The tongue is one of the major structures involved in human food intake and speech. Tongue malformations such as aglossia, microglossia, and ankyloglossia are congenital birth defects, greatly affecting individuals' quality of life. However, the molecular basis of the tissue-tissue interactions that ensure tissue morphogenesis to form a functional tongue remains largely unknown. Here we show that ShhCre-mediated epithelial deletion of Wntless (Wls), the key regulator for intracellular Wnt trafficking, leads to lingual hypoplasia in mice. Disruption of epithelial Wnt production by Wls deletion in epithelial cells led to a failure in lingual epidermal stratification and loss of the lamina propria and the underlying superior longitudinal muscle in developing mouse tongues. These defective phenotypes resulted from a reduction in epithelial basal cells positive for the basal epidermal marker protein p63 and from impaired proliferation and differentiation in connective tissue and paired box 3 (Pax3)- and Pax7-positive muscle progenitor cells.

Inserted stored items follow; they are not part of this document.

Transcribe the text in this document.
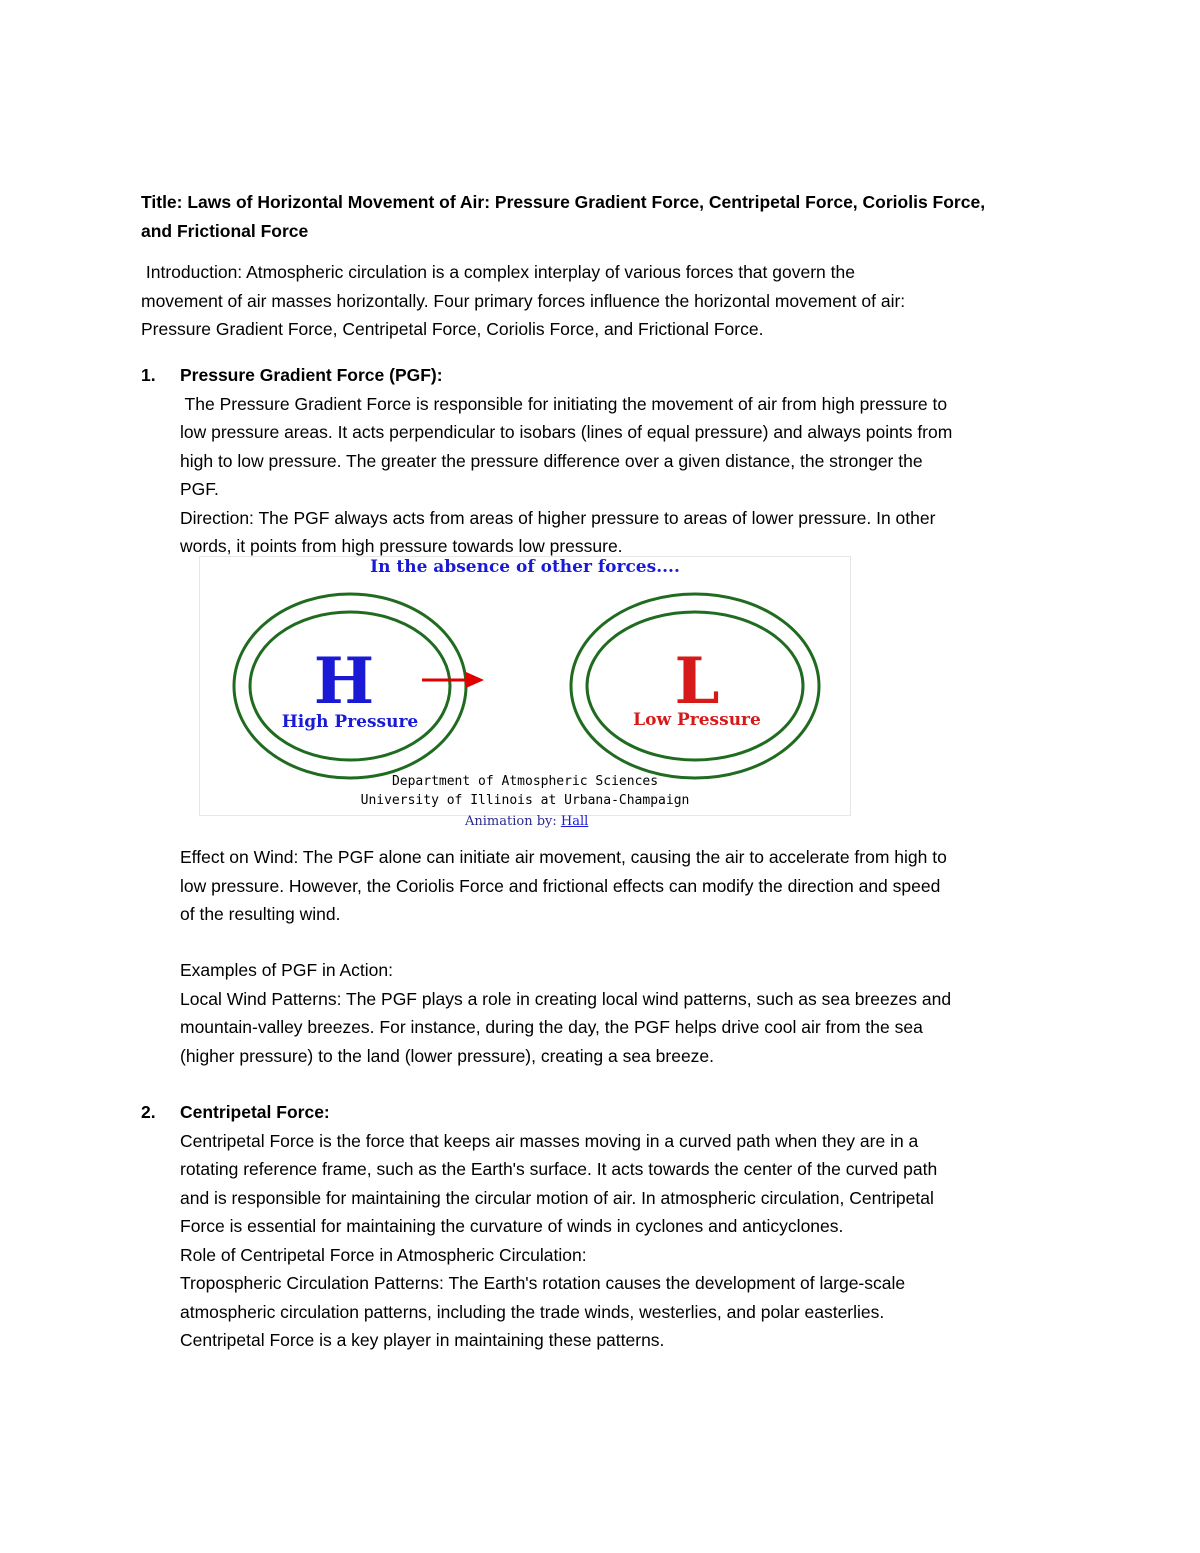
Title: Laws of Horizontal Movement of Air: Pressure Gradient Force, Centripetal Force, Coriolis Force,
and Frictional Force
Introduction: Atmospheric circulation is a complex interplay of various forces that govern the
movement of air masses horizontally. Four primary forces influence the horizontal movement of air:
Pressure Gradient Force, Centripetal Force, Coriolis Force, and Frictional Force.
1. Pressure Gradient Force (PGF):
The Pressure Gradient Force is responsible for initiating the movement of air from high pressure to
low pressure areas. It acts perpendicular to isobars (lines of equal pressure) and always points from
high to low pressure. The greater the pressure difference over a given distance, the stronger the
PGF.
Direction: The PGF always acts from areas of higher pressure to areas of lower pressure. In other
words, it points from high pressure towards low pressure.
In the absence of other forces....
H
High Pressure
L
Low Pressure
Department of Atmospheric Sciences
University of Illinois at Urbana-Champaign
Animation by: Hall
Effect on Wind: The PGF alone can initiate air movement, causing the air to accelerate from high to
low pressure. However, the Coriolis Force and frictional effects can modify the direction and speed
of the resulting wind.
Examples of PGF in Action:
Local Wind Patterns: The PGF plays a role in creating local wind patterns, such as sea breezes and
mountain-valley breezes. For instance, during the day, the PGF helps drive cool air from the sea
(higher pressure) to the land (lower pressure), creating a sea breeze.
2. Centripetal Force:
Centripetal Force is the force that keeps air masses moving in a curved path when they are in a
rotating reference frame, such as the Earth's surface. It acts towards the center of the curved path
and is responsible for maintaining the circular motion of air. In atmospheric circulation, Centripetal
Force is essential for maintaining the curvature of winds in cyclones and anticyclones.
Role of Centripetal Force in Atmospheric Circulation:
Tropospheric Circulation Patterns: The Earth's rotation causes the development of large-scale
atmospheric circulation patterns, including the trade winds, westerlies, and polar easterlies.
Centripetal Force is a key player in maintaining these patterns.
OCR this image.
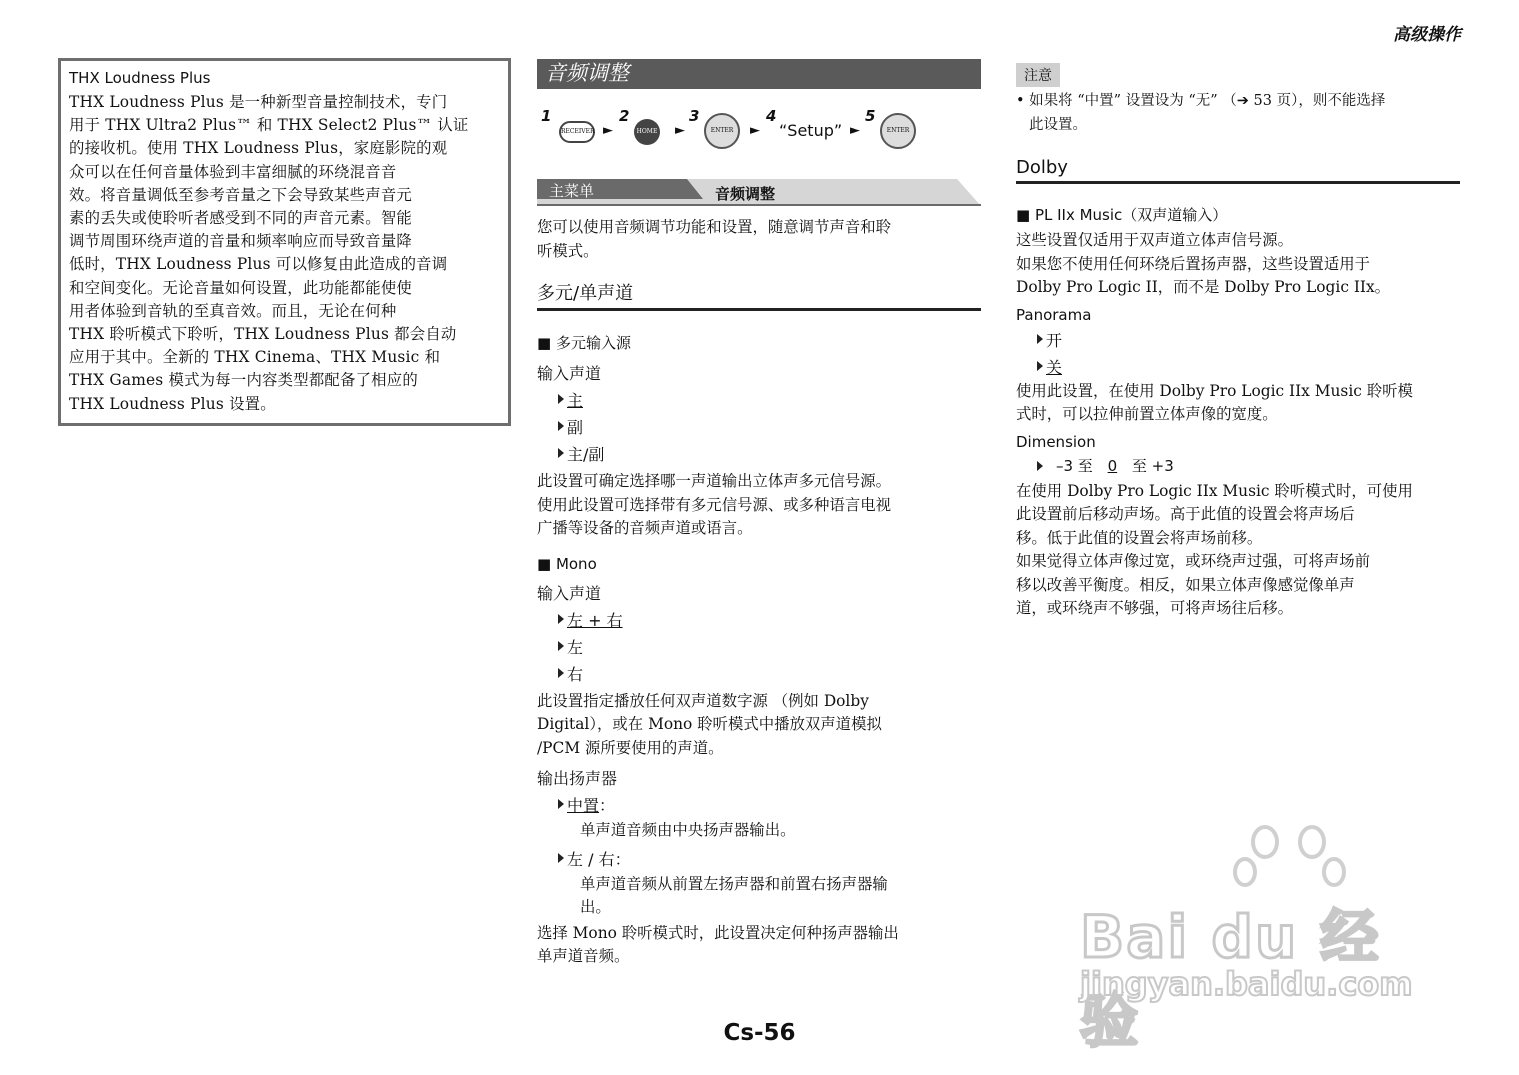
高级操作
THX Loudness Plus
THX Loudness Plus 是一种新型音量控制技术，专门
用于 THX Ultra2 Plus™ 和 THX Select2 Plus™ 认证
的接收机。使用 THX Loudness Plus，家庭影院的观
众可以在任何音量体验到丰富细腻的环绕混音音
效。将音量调低至参考音量之下会导致某些声音元
素的丢失或使聆听者感受到不同的声音元素。智能
调节周围环绕声道的音量和频率响应而导致音量降
低时，THX Loudness Plus 可以修复由此造成的音调
和空间变化。无论音量如何设置，此功能都能使使
用者体验到音轨的至真音效。而且，无论在何种
THX 聆听模式下聆听，THX Loudness Plus 都会自动
应用于其中。全新的 THX Cinema、THX Music 和
THX Games 模式为每一内容类型都配备了相应的
THX Loudness Plus 设置。
音频调整
1
RECEIVER ►
2
HOME ►
3
ENTER	►
4
“Setup” ►
5
ENTER
主菜单	音频调整
您可以使用音频调节功能和设置，随意调节声音和聆
听模式。
多元/单声道
■ 多元输入源
输入声道
主
副
主/副
此设置可确定选择哪一声道输出立体声多元信号源。
使用此设置可选择带有多元信号源、或多种语言电视
广播等设备的音频声道或语言。
■ Mono
输入声道
左 + 右
左
右
此设置指定播放任何双声道数字源 （例如 Dolby
Digital），或在 Mono 聆听模式中播放双声道模拟
/PCM 源所要使用的声道。
输出扬声器
中置：
单声道音频由中央扬声器输出。
左 / 右：
单声道音频从前置左扬声器和前置右扬声器输
出。
选择 Mono 聆听模式时，此设置决定何种扬声器输出
单声道音频。
注意
• 如果将 “中置” 设置设为 “无” （➔ 53 页），则不能选择
此设置。
Dolby
■ PL IIx Music（双声道输入）
这些设置仅适用于双声道立体声信号源。
如果您不使用任何环绕后置扬声器，这些设置适用于
Dolby Pro Logic II，而不是 Dolby Pro Logic IIx。
Panorama
开
关
使用此设置，在使用 Dolby Pro Logic IIx Music 聆听模
式时，可以拉伸前置立体声像的宽度。
Dimension
–3 至 0 至 +3
在使用 Dolby Pro Logic IIx Music 聆听模式时，可使用
此设置前后移动声场。高于此值的设置会将声场后
移。低于此值的设置会将声场前移。
如果觉得立体声像过宽，或环绕声过强，可将声场前
移以改善平衡度。相反，如果立体声像感觉像单声
道，或环绕声不够强，可将声场往后移。
Bai du 经验
jingyan.baidu.com
Cs-56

We also found that epithelial Wnt production is required for activation of the Notch signaling pathway, which promotes proliferation of myogenic progenitor cells. Notch signaling in turn negatively regulated Wnt signaling during tongue morphogenesis. We further show that Pax7 is a direct Notch target gene in the embryonic tongue. In summary, our findings demonstrate a key role for the lingual epithelial signals in supporting the integrity of the lamina propria and muscular tissue during tongue development and that a Wnt/Notch/Pax7 genetic hierarchy is involved in this development.